Hmmm… only now you’re a few months down the road and little things are starting to bug you – one roomie is always late in paying their share of the rent, and another leaves a trail of destruction behind them. You could really do with some simple tips for saving on the house share stress. And handily enough, that’s right about where this blog post courtesy of Almero Student Mansions comes in…
1. Set some basic ground rules (right from the get-go)
A list of rules wasn’t necessarily what you imagined uni life to involve, but you’ll soon find it’s an essential (that’s if you wish to keep your sanity, stay friends and get a little coursework done when needed). So consider talking it out about the following:
- Chores – who does what and when?
- Party nights – when or if there are any nights or times of the academic year when 5+ guests are out of the question (such as exam week or in the final countdown to your dissertation deadline)

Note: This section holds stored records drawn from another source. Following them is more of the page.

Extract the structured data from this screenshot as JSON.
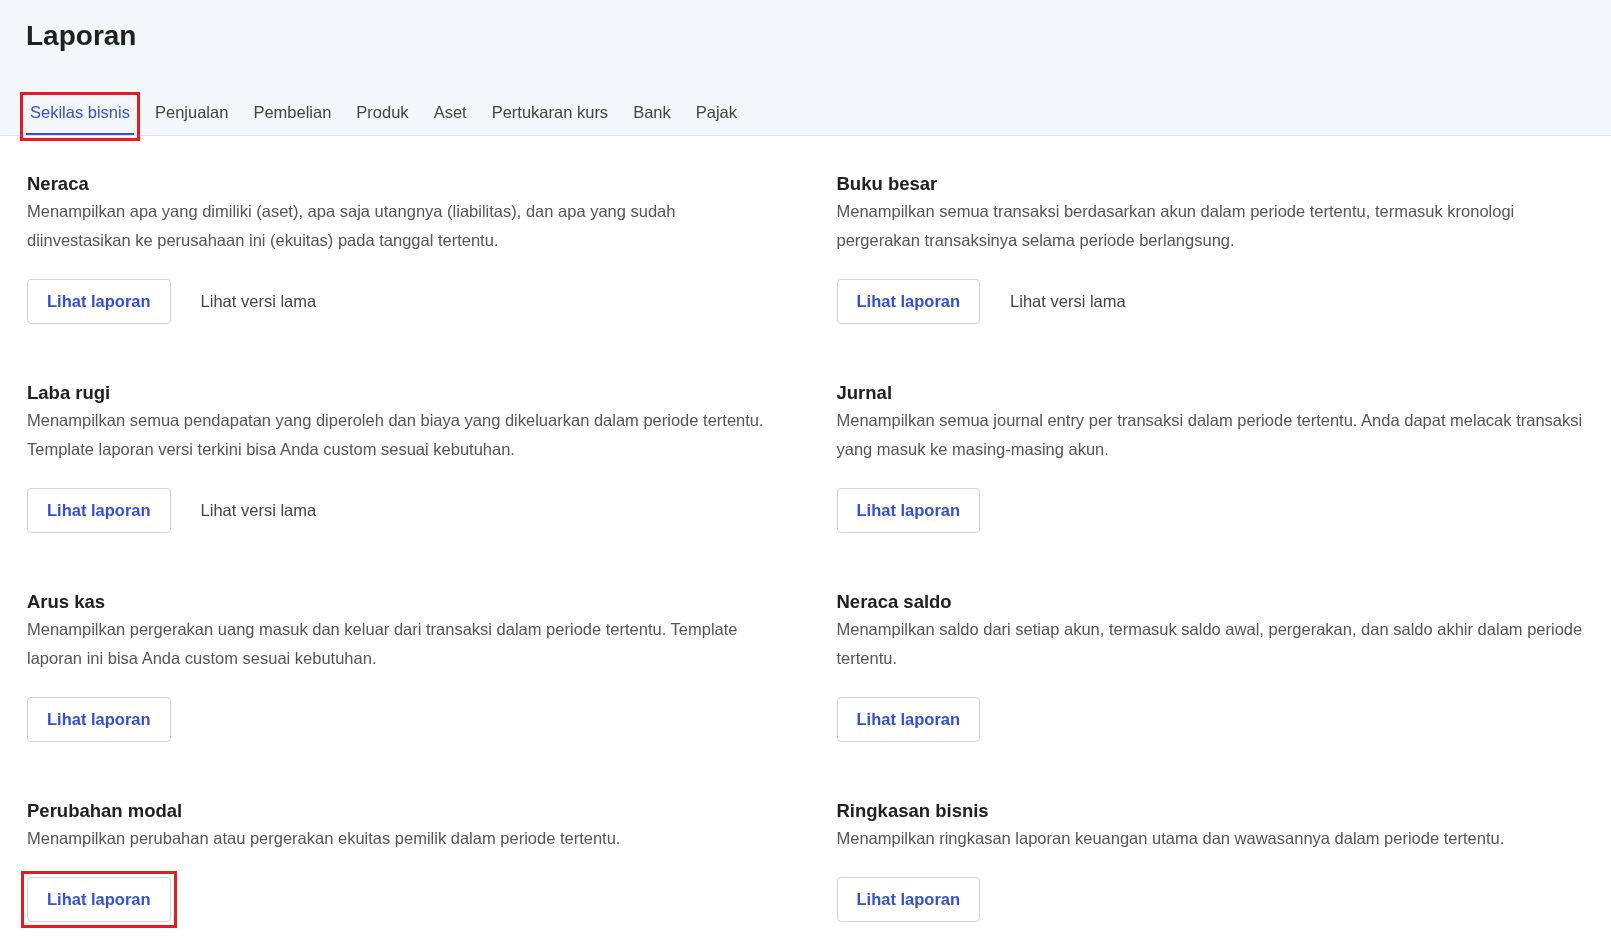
{
  "page": {
    "title": "Laporan"
  },
  "tabs": [
    {
      "label": "Sekilas bisnis",
      "selected": true,
      "highlighted": true
    },
    {
      "label": "Penjualan",
      "selected": false,
      "highlighted": false
    },
    {
      "label": "Pembelian",
      "selected": false,
      "highlighted": false
    },
    {
      "label": "Produk",
      "selected": false,
      "highlighted": false
    },
    {
      "label": "Aset",
      "selected": false,
      "highlighted": false
    },
    {
      "label": "Pertukaran kurs",
      "selected": false,
      "highlighted": false
    },
    {
      "label": "Bank",
      "selected": false,
      "highlighted": false
    },
    {
      "label": "Pajak",
      "selected": false,
      "highlighted": false
    }
  ],
  "reports": [
    {
      "title": "Neraca",
      "description": "Menampilkan apa yang dimiliki (aset), apa saja utangnya (liabilitas), dan apa yang sudah diinvestasikan ke perusahaan ini (ekuitas) pada tanggal tertentu.",
      "view_button": {
        "label": "Lihat laporan",
        "highlighted": false
      },
      "old_version_link": "Lihat versi lama"
    },
    {
      "title": "Buku besar",
      "description": "Menampilkan semua transaksi berdasarkan akun dalam periode tertentu, termasuk kronologi pergerakan transaksinya selama periode berlangsung.",
      "view_button": {
        "label": "Lihat laporan",
        "highlighted": false
      },
      "old_version_link": "Lihat versi lama"
    },
    {
      "title": "Laba rugi",
      "description": "Menampilkan semua pendapatan yang diperoleh dan biaya yang dikeluarkan dalam periode tertentu. Template laporan versi terkini bisa Anda custom sesuai kebutuhan.",
      "view_button": {
        "label": "Lihat laporan",
        "highlighted": false
      },
      "old_version_link": "Lihat versi lama"
    },
    {
      "title": "Jurnal",
      "description": "Menampilkan semua journal entry per transaksi dalam periode tertentu. Anda dapat melacak transaksi yang masuk ke masing-masing akun.",
      "view_button": {
        "label": "Lihat laporan",
        "highlighted": false
      }
    },
    {
      "title": "Arus kas",
      "description": "Menampilkan pergerakan uang masuk dan keluar dari transaksi dalam periode tertentu. Template laporan ini bisa Anda custom sesuai kebutuhan.",
      "view_button": {
        "label": "Lihat laporan",
        "highlighted": false
      }
    },
    {
      "title": "Neraca saldo",
      "description": "Menampilkan saldo dari setiap akun, termasuk saldo awal, pergerakan, dan saldo akhir dalam periode tertentu.",
      "view_button": {
        "label": "Lihat laporan",
        "highlighted": false
      }
    },
    {
      "title": "Perubahan modal",
      "description": "Menampilkan perubahan atau pergerakan ekuitas pemilik dalam periode tertentu.",
      "view_button": {
        "label": "Lihat laporan",
        "highlighted": true
      }
    },
    {
      "title": "Ringkasan bisnis",
      "description": "Menampilkan ringkasan laporan keuangan utama dan wawasannya dalam periode tertentu.",
      "view_button": {
        "label": "Lihat laporan",
        "highlighted": false
      }
    }
  ]
}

- Guests at any other time – could a simple system of texting one another before inviting guests over work?
- Food – will you be sharing any or splitting up your cupboards?
- Partners – how often are other halves allowed to stay over?
2. Have an ‘absolutely do not, no way’ talk
Sometimes it’s the smallest of things that turn into the biggest of issues. For this reason, you should have an informal chat about the things that are absolutely no go’s, from the small to the large, that don’t necessarily fall under the ground rules.
3. Moving into your second year? It might not be the wisest move to move in with your BFF
Remember: great friends don’t automatically make great roomies; likewise, good roomies don’t have to make great friends. Yet unfortunately, all too often friends that have been made in year one think that it’ll be amazing to live under the same roof for year two onwards. Come the end of the second year following many rows about the last of the loo roll and impromptu all-night raves, and those two friends have come to hate one another.
4. Money, it makes the world go around
Bills – everyone has to pay them and you should set out just how much is payable, when and by whom right from the start. A calendar placed in a shared space can act as a friendly reminder each month and avoid arguments over late fees.
5. Talk, often (and don’t leave problems until you’ve had a couple on a Friday night)
When sharing a living space with others there are inevitably going to be issues that crop up – no matter how long your list of ground rules, regardless as to how many no-no’s you’ve talked through. The key to a harmonious home is being able to be open and honest – if there’s something that’s been bugging you, let your roomie know (politely) and discuss solutions together. On the flip side, you yourself should be open and willing to adapt your behaviour if needed.
6. Go for an all-out, once monthly clean
Students, you’ve got quite the reputation for living amongst filth. Little does the wider world know that vast swathes of students actually like to live in hygienic conditions. An easy way to make sure everyone’s standards match up to yours is with a once a month ‘parents are visiting’ type of clean.